For some time, I have been wanting to read more on Linux Cgroups to explore possibilities of using it to control Ill behaving applications. At this time, while I’m stuck in travel, it has given me some time to look into it.
In our Free Software world, most of the things are do-o-cracy, i.e. when your use case is not the common one, it is typically you who has to explore possible solutions. It could be Bugs , Feature Requests or as is in my case, performance issues. But that is not to assume that we do not have better quality software in Free Software world. Infact, in my opinion, some of the tools available are far much more better than the competition in terms of features, and to add a sweetener (or nutritional facts) to it is the fact that Free Software liberates the user.
One of my favorite tool, for photo management, is Digikam. Digikam is a big project, very featureful, and has some functionalities that may not be available in the competition. But as is with most Free Software projects, Digikam is a tool which underneath consumes many more subprojects from the Free Software ecosystem.
For anyone who has used Digikam, may know some of the bugs that surface on it. Not necessarily a bug in Digikam, but maybe in one of the underneath libraries/tools that it consumes (Exiv, libkface, marble, OpenCV, libPGF etc). But the bottom line is that the overall Digikam experience (and if I may say: the overall GNU/Linux experience) takes a hit.

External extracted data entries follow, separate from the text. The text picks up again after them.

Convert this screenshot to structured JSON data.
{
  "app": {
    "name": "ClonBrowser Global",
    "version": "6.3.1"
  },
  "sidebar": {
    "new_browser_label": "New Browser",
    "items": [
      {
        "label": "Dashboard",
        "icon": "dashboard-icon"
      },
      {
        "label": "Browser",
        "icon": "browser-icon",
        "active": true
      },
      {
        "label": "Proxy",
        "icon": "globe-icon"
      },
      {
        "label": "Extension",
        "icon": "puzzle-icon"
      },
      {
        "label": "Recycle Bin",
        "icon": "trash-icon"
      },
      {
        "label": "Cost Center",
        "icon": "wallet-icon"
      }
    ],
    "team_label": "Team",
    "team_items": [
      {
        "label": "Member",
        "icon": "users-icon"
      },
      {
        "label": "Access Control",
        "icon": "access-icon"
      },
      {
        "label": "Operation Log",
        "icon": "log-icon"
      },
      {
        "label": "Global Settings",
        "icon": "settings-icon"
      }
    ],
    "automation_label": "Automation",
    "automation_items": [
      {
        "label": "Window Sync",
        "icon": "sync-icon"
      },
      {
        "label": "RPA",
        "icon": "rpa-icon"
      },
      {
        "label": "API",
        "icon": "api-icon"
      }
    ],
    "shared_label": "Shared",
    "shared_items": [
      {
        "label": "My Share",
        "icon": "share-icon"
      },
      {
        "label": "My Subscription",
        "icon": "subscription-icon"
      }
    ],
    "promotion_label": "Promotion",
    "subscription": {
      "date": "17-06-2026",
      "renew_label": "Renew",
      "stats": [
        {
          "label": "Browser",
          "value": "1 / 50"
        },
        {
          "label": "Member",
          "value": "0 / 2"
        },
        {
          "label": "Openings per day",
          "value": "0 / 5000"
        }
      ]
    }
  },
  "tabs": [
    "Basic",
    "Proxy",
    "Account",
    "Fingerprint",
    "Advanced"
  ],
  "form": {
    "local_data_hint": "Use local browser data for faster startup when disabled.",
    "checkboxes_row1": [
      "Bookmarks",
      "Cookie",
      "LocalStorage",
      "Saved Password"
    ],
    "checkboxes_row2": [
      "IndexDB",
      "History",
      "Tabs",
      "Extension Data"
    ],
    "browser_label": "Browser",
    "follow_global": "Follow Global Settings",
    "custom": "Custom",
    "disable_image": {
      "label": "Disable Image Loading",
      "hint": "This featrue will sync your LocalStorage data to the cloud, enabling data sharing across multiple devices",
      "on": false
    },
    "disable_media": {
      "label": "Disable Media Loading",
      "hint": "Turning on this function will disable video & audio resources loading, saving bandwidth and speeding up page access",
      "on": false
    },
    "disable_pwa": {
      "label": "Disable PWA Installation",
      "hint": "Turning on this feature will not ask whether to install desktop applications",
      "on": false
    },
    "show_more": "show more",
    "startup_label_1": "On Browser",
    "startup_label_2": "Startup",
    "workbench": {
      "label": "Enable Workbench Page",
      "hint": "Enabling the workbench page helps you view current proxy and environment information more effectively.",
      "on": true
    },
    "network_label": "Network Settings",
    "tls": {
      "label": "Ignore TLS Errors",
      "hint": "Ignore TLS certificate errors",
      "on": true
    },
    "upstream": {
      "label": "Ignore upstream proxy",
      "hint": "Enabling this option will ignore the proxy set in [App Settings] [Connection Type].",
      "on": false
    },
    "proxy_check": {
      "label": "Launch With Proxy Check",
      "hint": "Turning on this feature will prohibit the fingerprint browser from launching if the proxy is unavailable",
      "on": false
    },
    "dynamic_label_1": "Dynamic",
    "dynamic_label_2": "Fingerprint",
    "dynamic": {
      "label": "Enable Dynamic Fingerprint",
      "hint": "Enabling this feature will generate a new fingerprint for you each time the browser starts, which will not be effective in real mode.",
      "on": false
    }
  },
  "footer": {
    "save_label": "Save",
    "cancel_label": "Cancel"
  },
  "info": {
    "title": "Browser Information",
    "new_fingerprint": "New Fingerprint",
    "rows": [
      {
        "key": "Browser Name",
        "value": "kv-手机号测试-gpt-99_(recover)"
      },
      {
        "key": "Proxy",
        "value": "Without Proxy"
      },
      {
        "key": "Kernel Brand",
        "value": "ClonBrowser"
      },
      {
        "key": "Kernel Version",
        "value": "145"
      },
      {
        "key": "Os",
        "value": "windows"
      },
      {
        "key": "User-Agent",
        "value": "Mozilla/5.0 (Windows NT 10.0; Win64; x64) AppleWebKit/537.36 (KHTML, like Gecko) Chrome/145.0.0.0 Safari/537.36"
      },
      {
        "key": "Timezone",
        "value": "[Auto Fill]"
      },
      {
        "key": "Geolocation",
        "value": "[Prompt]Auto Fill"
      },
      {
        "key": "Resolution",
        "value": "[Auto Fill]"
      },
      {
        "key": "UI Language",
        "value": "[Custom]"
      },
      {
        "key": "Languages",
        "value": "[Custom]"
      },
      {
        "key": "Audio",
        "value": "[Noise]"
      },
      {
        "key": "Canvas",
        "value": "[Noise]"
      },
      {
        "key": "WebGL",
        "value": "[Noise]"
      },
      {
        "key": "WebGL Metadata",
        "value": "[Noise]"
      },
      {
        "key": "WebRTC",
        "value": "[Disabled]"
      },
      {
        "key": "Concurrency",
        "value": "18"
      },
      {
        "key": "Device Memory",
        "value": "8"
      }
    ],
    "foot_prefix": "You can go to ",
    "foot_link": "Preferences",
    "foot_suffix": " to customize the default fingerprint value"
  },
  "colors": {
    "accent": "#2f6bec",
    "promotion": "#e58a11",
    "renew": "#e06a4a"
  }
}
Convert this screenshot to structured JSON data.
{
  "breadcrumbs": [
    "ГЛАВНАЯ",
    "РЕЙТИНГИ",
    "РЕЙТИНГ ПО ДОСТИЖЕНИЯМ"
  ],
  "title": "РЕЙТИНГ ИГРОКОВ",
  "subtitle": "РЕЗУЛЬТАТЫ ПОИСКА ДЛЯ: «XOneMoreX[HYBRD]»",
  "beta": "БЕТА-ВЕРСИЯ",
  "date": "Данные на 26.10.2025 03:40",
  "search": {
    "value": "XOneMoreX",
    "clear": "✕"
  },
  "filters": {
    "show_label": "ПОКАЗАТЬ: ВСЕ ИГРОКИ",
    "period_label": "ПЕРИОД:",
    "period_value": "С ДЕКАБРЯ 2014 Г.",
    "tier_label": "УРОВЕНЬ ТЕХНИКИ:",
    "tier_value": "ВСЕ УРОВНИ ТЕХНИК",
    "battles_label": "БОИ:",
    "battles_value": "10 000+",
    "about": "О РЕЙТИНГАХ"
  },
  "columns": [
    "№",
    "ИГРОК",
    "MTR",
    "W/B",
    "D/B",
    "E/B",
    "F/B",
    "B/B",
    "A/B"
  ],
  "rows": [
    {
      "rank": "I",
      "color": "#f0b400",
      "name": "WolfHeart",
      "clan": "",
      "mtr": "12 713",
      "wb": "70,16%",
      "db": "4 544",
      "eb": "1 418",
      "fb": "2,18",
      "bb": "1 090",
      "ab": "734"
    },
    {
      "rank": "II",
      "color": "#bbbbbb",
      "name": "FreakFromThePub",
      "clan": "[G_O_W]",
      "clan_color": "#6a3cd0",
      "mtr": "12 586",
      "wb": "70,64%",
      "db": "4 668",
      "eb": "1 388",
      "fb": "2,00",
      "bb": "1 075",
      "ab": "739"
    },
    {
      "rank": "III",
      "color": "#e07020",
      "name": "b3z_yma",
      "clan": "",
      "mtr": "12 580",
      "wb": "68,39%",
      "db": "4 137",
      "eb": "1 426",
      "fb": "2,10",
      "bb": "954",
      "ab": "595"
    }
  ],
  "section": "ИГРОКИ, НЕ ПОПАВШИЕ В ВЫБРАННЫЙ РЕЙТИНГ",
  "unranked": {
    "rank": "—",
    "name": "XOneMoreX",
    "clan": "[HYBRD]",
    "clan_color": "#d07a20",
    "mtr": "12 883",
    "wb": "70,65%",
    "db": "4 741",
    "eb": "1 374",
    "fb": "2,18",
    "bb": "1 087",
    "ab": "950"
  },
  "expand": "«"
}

Digikam has pretty powerful features for annotation, tagging, facial recognition. These features, together with Digikam, make it a compelling product. But the problem is that many of these projects are independent. Thus tight integration is a challenge. And at times, bugs can be hard to find, root cause and fix.
Let’s take a real example here. If you were to use Digikam today (version 4.13.0) with annotation, tagging and facial recognition as some of the core features for your use case, you may run into frustrating overall experience. Not just that, the bugs would also effect your overall GNU/Linux experience.
The tagging feature, if triggered, again will lead to frequent I/O. Thus again leading to a stalled Linux system because of blocked CPU cycled, for nothing.
So one of the items on my TODO list was to explore Linux Cgroups, and see if it was cleanly possible to tame a process to a confinement, so that even if it was ill behaving (for whatever reasons), your machine does not take the beating.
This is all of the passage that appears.